Spark ML and SQL classes are considered optional and therefore not loaded by default. You will need to load these before proceding with ML.
from pyspark.ml import Pipeline
from pyspark.ml.feature import *
from pyspark.ml.classification import *
from pyspark.ml.evaluation import *
from pyspark.sql.types import *
from pyspark.sql.functions import *
The first step is to load the data into Spark as a Dataframe. You can load either the full set if the resources of your Spark cluster permit it, or load a selection of categories as shown below. The Dataframe dataset
is what we will use as our starting point.

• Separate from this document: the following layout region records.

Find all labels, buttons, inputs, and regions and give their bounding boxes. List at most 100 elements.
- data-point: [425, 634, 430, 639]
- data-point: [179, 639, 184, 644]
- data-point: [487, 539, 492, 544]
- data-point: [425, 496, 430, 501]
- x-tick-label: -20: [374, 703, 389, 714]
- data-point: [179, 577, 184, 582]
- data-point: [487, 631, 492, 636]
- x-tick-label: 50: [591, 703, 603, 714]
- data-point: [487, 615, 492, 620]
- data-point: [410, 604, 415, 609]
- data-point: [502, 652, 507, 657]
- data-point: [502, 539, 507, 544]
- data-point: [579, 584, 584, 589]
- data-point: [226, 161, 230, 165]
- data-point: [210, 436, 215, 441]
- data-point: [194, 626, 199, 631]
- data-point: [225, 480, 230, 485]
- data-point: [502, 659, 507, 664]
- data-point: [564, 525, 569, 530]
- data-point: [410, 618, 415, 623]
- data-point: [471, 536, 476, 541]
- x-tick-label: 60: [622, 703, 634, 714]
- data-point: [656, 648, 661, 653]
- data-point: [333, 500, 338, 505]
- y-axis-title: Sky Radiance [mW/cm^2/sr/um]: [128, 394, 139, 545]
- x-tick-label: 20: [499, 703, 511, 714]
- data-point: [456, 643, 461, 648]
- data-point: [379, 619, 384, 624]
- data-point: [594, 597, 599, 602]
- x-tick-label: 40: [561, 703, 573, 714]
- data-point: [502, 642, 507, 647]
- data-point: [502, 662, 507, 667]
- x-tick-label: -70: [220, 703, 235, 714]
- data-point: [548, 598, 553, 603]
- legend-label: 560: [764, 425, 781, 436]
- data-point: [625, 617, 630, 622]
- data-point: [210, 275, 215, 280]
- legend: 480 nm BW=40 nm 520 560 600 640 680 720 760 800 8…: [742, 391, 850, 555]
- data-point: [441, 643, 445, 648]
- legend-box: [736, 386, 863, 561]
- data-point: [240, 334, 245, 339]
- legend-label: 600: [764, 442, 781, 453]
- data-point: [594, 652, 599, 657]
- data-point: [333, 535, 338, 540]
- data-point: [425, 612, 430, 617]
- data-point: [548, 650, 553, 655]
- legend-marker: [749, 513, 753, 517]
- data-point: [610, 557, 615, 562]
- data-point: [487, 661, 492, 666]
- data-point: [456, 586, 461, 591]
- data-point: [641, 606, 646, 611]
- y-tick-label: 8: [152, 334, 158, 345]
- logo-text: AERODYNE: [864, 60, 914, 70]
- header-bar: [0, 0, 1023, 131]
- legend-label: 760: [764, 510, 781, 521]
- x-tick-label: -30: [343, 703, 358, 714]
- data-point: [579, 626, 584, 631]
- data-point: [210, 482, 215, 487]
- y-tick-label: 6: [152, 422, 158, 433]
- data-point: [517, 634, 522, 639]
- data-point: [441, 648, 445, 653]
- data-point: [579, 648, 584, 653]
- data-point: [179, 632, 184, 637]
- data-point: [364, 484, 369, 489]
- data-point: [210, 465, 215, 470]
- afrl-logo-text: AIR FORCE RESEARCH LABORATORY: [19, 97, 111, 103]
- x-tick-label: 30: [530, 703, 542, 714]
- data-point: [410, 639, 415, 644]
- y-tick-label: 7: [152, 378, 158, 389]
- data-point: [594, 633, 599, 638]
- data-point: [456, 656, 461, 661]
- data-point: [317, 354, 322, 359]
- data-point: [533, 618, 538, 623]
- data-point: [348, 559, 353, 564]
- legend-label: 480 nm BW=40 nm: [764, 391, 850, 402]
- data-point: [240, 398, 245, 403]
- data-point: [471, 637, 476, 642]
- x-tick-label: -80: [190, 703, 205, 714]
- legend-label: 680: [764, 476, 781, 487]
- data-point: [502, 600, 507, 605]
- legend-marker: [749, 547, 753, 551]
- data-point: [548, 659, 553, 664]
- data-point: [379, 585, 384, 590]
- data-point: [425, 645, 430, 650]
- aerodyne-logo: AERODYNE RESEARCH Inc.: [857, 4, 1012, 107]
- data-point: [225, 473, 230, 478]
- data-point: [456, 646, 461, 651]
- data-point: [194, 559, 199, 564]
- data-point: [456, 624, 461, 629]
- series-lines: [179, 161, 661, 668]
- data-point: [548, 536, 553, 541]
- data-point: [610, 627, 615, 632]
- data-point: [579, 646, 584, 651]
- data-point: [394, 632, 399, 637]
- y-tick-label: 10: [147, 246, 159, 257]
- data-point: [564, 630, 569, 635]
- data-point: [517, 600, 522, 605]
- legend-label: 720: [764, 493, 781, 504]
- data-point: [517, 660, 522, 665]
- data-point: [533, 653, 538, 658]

dataset = spark.sql("SELECT * FROM dataset WHERE Category in ('ASSAULT','VANDALISM')")
display(dataset.take(10))
Get a feel for the data using different selections, filters and groupings.
display(dataset.select("PdDistrict").distinct())
display(dataset.filter(year("Dates") == 2003). \
groupBy("Category", "Address"). \
count(). \
orderBy("Category", "Address"))
First prepare columns that cannot be prepared by the Spark ML feature functions.
dataset = dataset.withColumn("Year", year("Dates"))
dataset = dataset.withColumn("Month", month("Dates"))
dataset = dataset.withColumn("Hour", hour("Dates"))
dataset = dataset.withColumn("Lat", round("X", 5))
dataset = dataset.withColumn("Lon", round("Y", 5))
display(dataset.take(10))
You will need to split it into a training set and a test set.
trainingset, testset = dataset.randomSplit([0.7, 0.3])
print("trainingset: %s, testset: %s" % (trainingset.count(), testset.count()))
category_indexer = StringIndexer(inputCol="Category", outputCol="category_index")
dayofweek_indexer = StringIndexer(inputCol="DayOfWeek", outputCol="dow_index")
district_indexer = StringIndexer(inputCol="PdDistrict", outputCol="dis_index")
resolution_indexer = StringIndexer(inputCol="Resolution", outputCol="res_index")
period_list = ["Year", "Month"]
period_assembler = VectorAssembler(inputCols=period_list, outputCol="period")
coord_list = ["Lat","Lon"]
coord_assembler = VectorAssembler(inputCols=coord_list, outputCol="coords")
feature_list = ["period","Hour", "coords", "dis_index","dow_index", "res_index"]
vector_assembler = VectorAssembler(inputCols=feature_list, outputCol="features")
random_forest = RandomForestClassifier(featuresCol="features", \
labelCol="category_index", \
maxBins=14000, \
maxDepth=10, \
impurity="entropy", \
featureSubsetStrategy="all")
stages = [category_indexer, \
dayofweek_indexer, \
district_indexer, \
resolution_indexer, \
period_assembler, \
coord_assembler, \
vector_assembler, \
random_forest]
pipeline = Pipeline(stages=stages)
model = pipeline.fit(trainingset)
prediction = model.transform(testset)
evaluator = MulticlassClassificationEvaluator(labelCol='category_index', \
predictionCol='prediction', \
metricName='accuracy')
accuracy = evaluator.evaluate(prediction)
print("Random Forest accuracy = {}".format(accuracy))